Source: Retirees relying on 401(k) income face retirement challenges

(Also see the two posts on over saving for retirement, in the right most column of this page.)

But those retiring more recently did not have access to pensions – and have had to save for their own retirement.

This is a big change – pensions gave way to IRA and 401(k) retirement savings programs. Newer retirees must now manage their resources carefully to live out their lives.

Whether you have a pension – or did not – also influences your approach to life well before retirement. As someone without future pension or health care coverage, I became an excessive saver and investor, did my own car and home repairs and rarely went out to eat at a restaurant (as a few examples).

By comparison, I know some who had guaranteed future pensions who viewed “money is for spending” and did not do intensive saving. Instead, they enjoyed life because their future retirement included hefty pension payments and partially funded health care in retirement.
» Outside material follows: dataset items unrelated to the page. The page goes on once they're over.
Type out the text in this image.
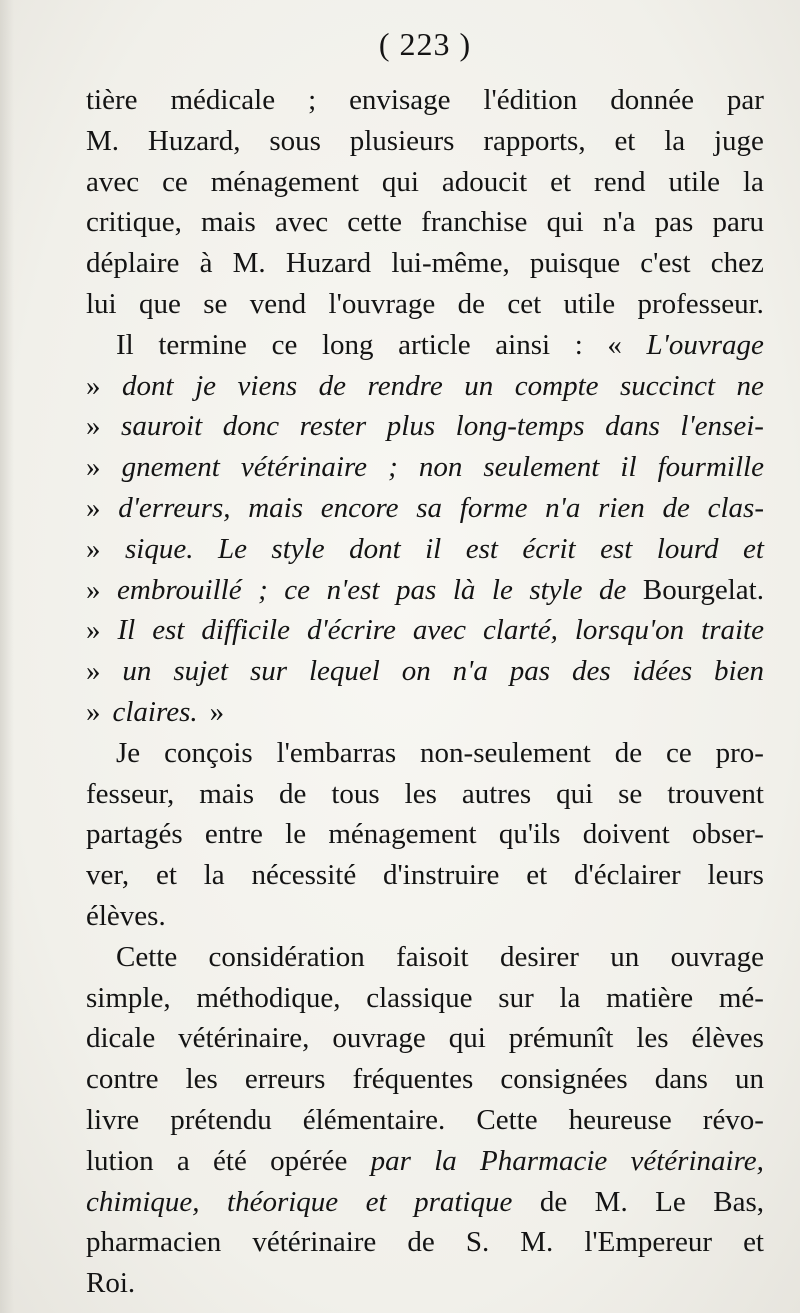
( 223 )
tière médicale ; envisage l'édition donnée par
M. Huzard, sous plusieurs rapports, et la juge
avec ce ménagement qui adoucit et rend utile la
critique, mais avec cette franchise qui n'a pas paru
déplaire à M. Huzard lui-même, puisque c'est chez
lui que se vend l'ouvrage de cet utile professeur.
Il termine ce long article ainsi : « L'ouvrage
» dont je viens de rendre un compte succinct ne
» sauroit donc rester plus long-temps dans l'ensei-
» gnement vétérinaire ; non seulement il fourmille
» d'erreurs, mais encore sa forme n'a rien de clas-
» sique. Le style dont il est écrit est lourd et
» embrouillé ; ce n'est pas là le style de Bourgelat.
» Il est difficile d'écrire avec clarté, lorsqu'on traite
» un sujet sur lequel on n'a pas des idées bien
» claires. »
Je conçois l'embarras non-seulement de ce pro-
fesseur, mais de tous les autres qui se trouvent
partagés entre le ménagement qu'ils doivent obser-
ver, et la nécessité d'instruire et d'éclairer leurs
élèves.
Cette considération faisoit desirer un ouvrage
simple, méthodique, classique sur la matière mé-
dicale vétérinaire, ouvrage qui prémunît les élèves
contre les erreurs fréquentes consignées dans un
livre prétendu élémentaire. Cette heureuse révo-
lution a été opérée par la Pharmacie vétérinaire,
chimique, théorique et pratique de M. Le Bas,
pharmacien vétérinaire de S. M. l'Empereur et
Roi.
They did not need to save for the future with the intensity of many others.

More than a decade ago, a newspaper in my state compared public sector employment with private sector employment. The major difference between the two was that public sector workers had pension programs and most private sector workers do not have pension programs.

They said the value of the public sector pension for the “average” worker (and this is more than a decade ago) was equal to a private sector worker having saved about $1.6 million at time of retirement.

(I tried to find that old news report but was unable to locate it.)